Oleh: Deni Hermawan
Kehadiran sebuah yayasan bukanlah sekadar pemenuhan syarat administratif atau pencantuman nama dalam akta dan undang-undang. Ia adalah perwujudan tanggung jawab moral dan sosial: tentang sejauh mana keberadaan kita benar-benar bermanfaat bagi masyarakat. Asas manfaat itu memang telah ditegaskan dalam Undang-Undang Yayasan Nomor 28 Tahun 2004, tetapi maknanya hanya akan hidup jika diterjemahkan dalam tindakan nyata.
Yayasan Nurul Kencana Reksa, yang berdiri secara resmi pada 20 Desember 2025 dan beralamat di Kampung Bojongrenget, Teluknaga, Kabupaten Tangerang, lahir dengan harapan mampu menjalankan amanat tersebut. Visi “tepat guna” bukan sekadar slogan, melainkan komitmen agar setiap langkah, sekecil apa pun, memiliki nilai dan manfaat bagi sesama.
Melalui bidang sosial dan kemanusiaan, yayasan telah melaksanakan santunan bagi anak-anak yatim, piatu, dan yatim piatu pada 22 Januari 2026. Kegiatan ini bukan semata rutinitas, tetapi pengingat bahwa di sekitar kita selalu ada kehidupan yang membutuhkan uluran tangan dan kepedulian.
Tugas kemanusiaan berikutnya adalah berbagi dengan saudara-saudara kita di Desa Tanjung Pasir yang terdampak banjir. Bantuan tersebut adalah wujud rasa syukur pengelola dan pengurus yayasan—bahwa syukur sejati tidak berhenti pada ucapan, melainkan hadir dalam kepedulian terhadap penderitaan orang lain. Banjir, yang secara lahiriah tampak sebagai musibah, juga merupakan anugerah kesadaran dari Sang Pencipta agar manusia kembali menoleh kepada sesamanya dan kepada alam.
Meski bantuan yang diberikan tidak seberapa dari sisi materi, nilai kemanusiaanlah yang menjadi titik tekan dan komitmen utama. Empati, simpati, dan tanggung jawab sosial adalah inti dari tugas yayasan, sekaligus cermin dari kemanusiaan itu sendiri.
Kami, para pengurus, berupaya menjadikan yayasan ini sebagai “basmalah yang berjalan”. Sebab keimanan tidak cukup disimpan dalam keyakinan batin, tetapi harus menjelma dalam perilaku nyata. Kepedulian adalah tanggung jawab, dan tanggung jawab itu berakar pada kasih sayang—kepada sesama manusia, kepada makhluk hidup lainnya, dan kepada alam.
Manusia dihadirkan di bumi bukan sebagai penguasa yang serakah, melainkan sebagai wakil Tuhan yang menjaga keseimbangan. Menjalankan asma, sifat, dan af‘al Tuhan dalam kehidupan konkret berarti merawat, mengelola, dan memanfaatkan alam secara bijak dan secukupnya.

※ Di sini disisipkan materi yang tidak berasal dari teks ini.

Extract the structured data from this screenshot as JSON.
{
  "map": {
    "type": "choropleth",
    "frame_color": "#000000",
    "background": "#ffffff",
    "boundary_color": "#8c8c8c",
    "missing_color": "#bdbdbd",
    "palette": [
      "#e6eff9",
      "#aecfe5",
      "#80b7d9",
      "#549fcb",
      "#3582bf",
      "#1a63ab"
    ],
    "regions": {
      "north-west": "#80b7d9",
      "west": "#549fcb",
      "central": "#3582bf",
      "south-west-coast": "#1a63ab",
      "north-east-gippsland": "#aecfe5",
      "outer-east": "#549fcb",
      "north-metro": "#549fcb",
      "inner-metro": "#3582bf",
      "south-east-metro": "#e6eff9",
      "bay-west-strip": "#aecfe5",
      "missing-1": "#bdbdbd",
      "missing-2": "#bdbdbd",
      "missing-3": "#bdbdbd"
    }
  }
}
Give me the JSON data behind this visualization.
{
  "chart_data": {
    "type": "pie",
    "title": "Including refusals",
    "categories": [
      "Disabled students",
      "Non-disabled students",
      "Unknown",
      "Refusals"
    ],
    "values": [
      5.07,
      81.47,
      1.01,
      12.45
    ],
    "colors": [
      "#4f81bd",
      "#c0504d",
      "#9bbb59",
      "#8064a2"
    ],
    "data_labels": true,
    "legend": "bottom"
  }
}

Apa yang dilakukan Yayasan Nurul Kencana Reksa semoga tidak dipahami sebagai kesombongan atau pamrih. Ia adalah pengingat bersama bahwa menjadi pelayan Tuhan merupakan tugas utama manusia: menjaga kehidupan agar tetap seimbang dan berkeadilan.
Banjir yang hampir merata di berbagai wilayah negeri ini adalah pesan alam yang patut direnungkan. Alam bukan objek eksploitasi atas nama pembangunan dan kepentingan pribadi. Ia memiliki hukum dan caranya sendiri dalam menjaga keseimbangan. Ketika pesan itu diabaikan, selalu ada harga yang harus dibayar.
Refleksi ini adalah ajakan untuk kembali menunduk dan sadar: bahwa kemanusiaan, kepedulian, dan keselarasan dengan alam bukanlah pilihan, melainkan kewajiban sebagai manusia.